Establish a dialogue, asking it what you want to communicate, and wait for an answer, which comes from the body, and then continue, like a matryoshka, to unravel the skein, and perhaps understand the meaning of its intervention.
The reactions of our body
Another small suggestion is to try to accompany the fear with a symbolic movement of the body (for example, lifting the leg, turning an arm backwards, tensing the torso, or bending down, closing the eyes… ), which becomes a means of support and integration, which occurs in small steps, which comes from the experience.
In practice, we use the “symptoms” of fear as steps to return, little by little, to the origin. It is not necessarily arrived at immediately, it may take some time, but it is certainly an authentic way of arriving.
Otherwise, if we have the possibility, we can use the alternative of a walk… in the countryside. Not for anything else, but because a forest is a realistic projection of our inner labyrinthine dimension; the same one in which we get lost when we are afraid, where we encounter undefined shapes, vague sensations, hidden creatures, etc…
To cross the forest, physically, is to move symbolically to the places inside. To know small animals, plants, rocks, insects, is to see, and therefore to recognize, the symptoms of fear when it is triggered.

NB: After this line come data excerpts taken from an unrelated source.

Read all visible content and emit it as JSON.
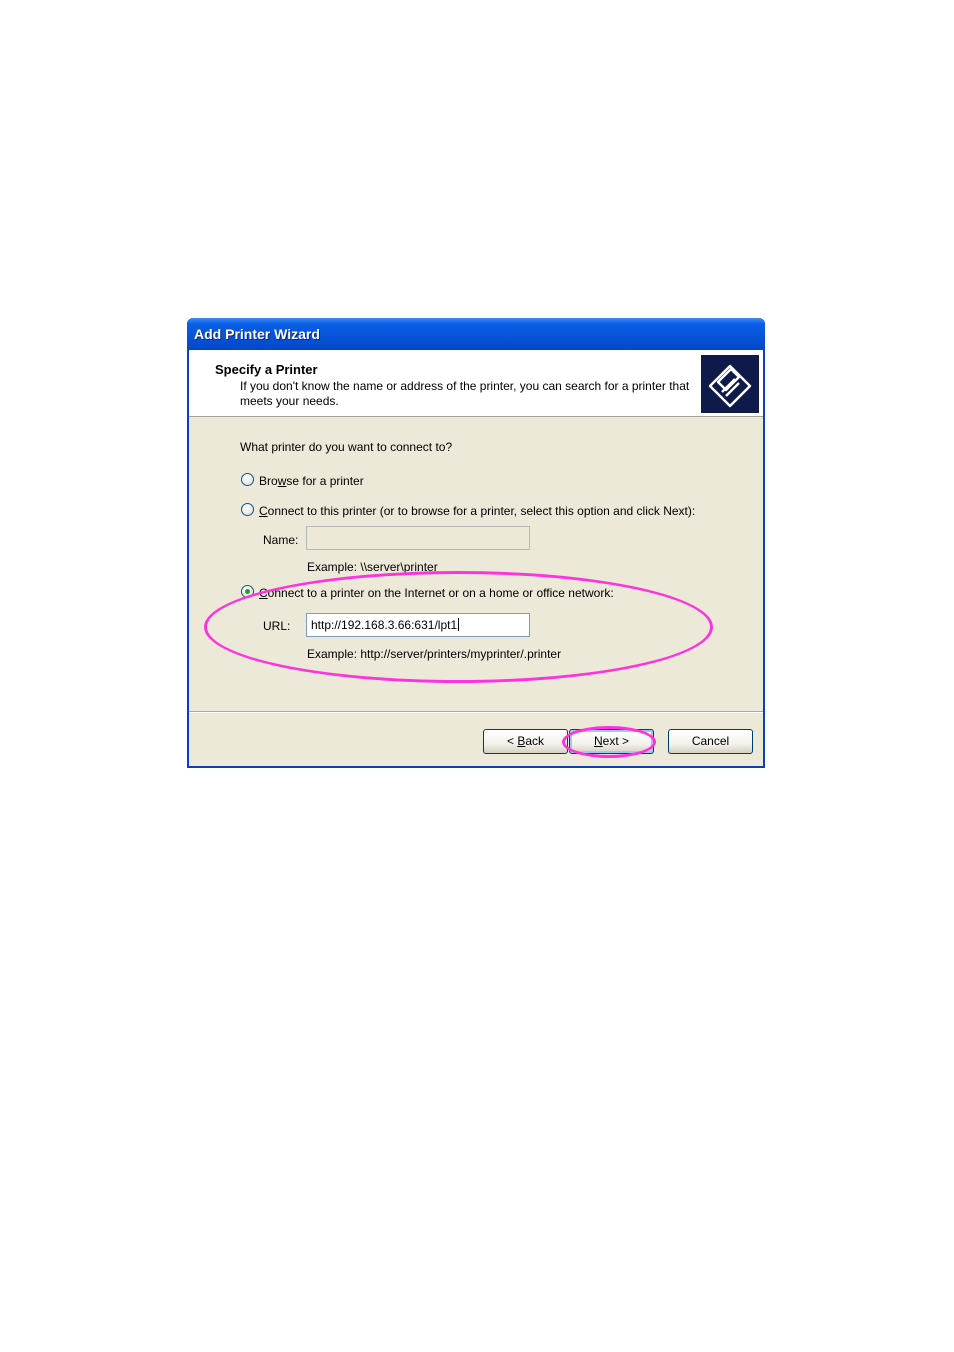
{
  "window": {
    "title": "Add Printer Wizard"
  },
  "header": {
    "title": "Specify a Printer",
    "description": "If you don't know the name or address of the printer, you can search for a printer that meets your needs.",
    "icon": "printer-wizard-icon"
  },
  "question": "What printer do you want to connect to?",
  "options": {
    "browse": {
      "pre": "Bro",
      "mnemonic": "w",
      "post": "se for a printer",
      "selected": false
    },
    "connect": {
      "pre": "",
      "mnemonic": "C",
      "post": "onnect to this printer (or to browse for a printer, select this option and click Next):",
      "selected": false
    },
    "internet": {
      "pre": "",
      "mnemonic": "C",
      "post": "onnect to a printer on the Internet or on a home or office network:",
      "selected": true
    }
  },
  "name_field": {
    "label": "Name:",
    "value": "",
    "example": "Example: \\\\server\\printer"
  },
  "url_field": {
    "label": "URL:",
    "value": "http://192.168.3.66:631/lpt1",
    "example": "Example: http://server/printers/myprinter/.printer"
  },
  "buttons": {
    "back": {
      "pre": "< ",
      "mnemonic": "B",
      "post": "ack"
    },
    "next": {
      "pre": "",
      "mnemonic": "N",
      "post": "ext >"
    },
    "cancel": "Cancel"
  },
  "annotation_color": "#ff33dd"
}
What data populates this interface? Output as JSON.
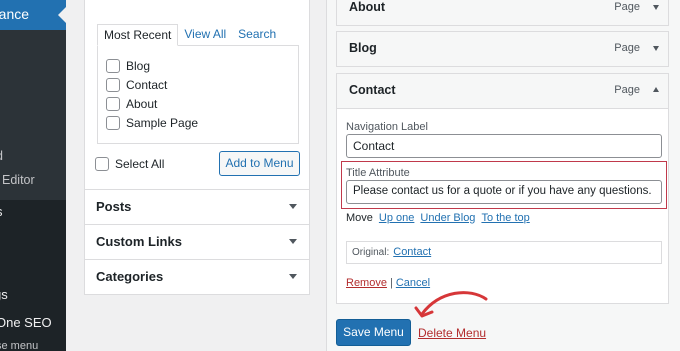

One can begin to familiarize oneself with the jungle dimension, if one is not so familiar with it, by reading some fairy tales, but also the Brothers Grimm offer ample symbolic material on which to begin to work, to weave a link with reality.
Reading a fairy tale with body awareness, letting oneself be impregnated by the power of symbols, is already a strong experience. In any case, I recommend going to the forest, if only to be in contact with the master Nature.
It does not matter if it is a relational modality, somatic awareness or exploration with the physical. These are the three expressions of movement, which transforms fear into our friend, and does so through the body.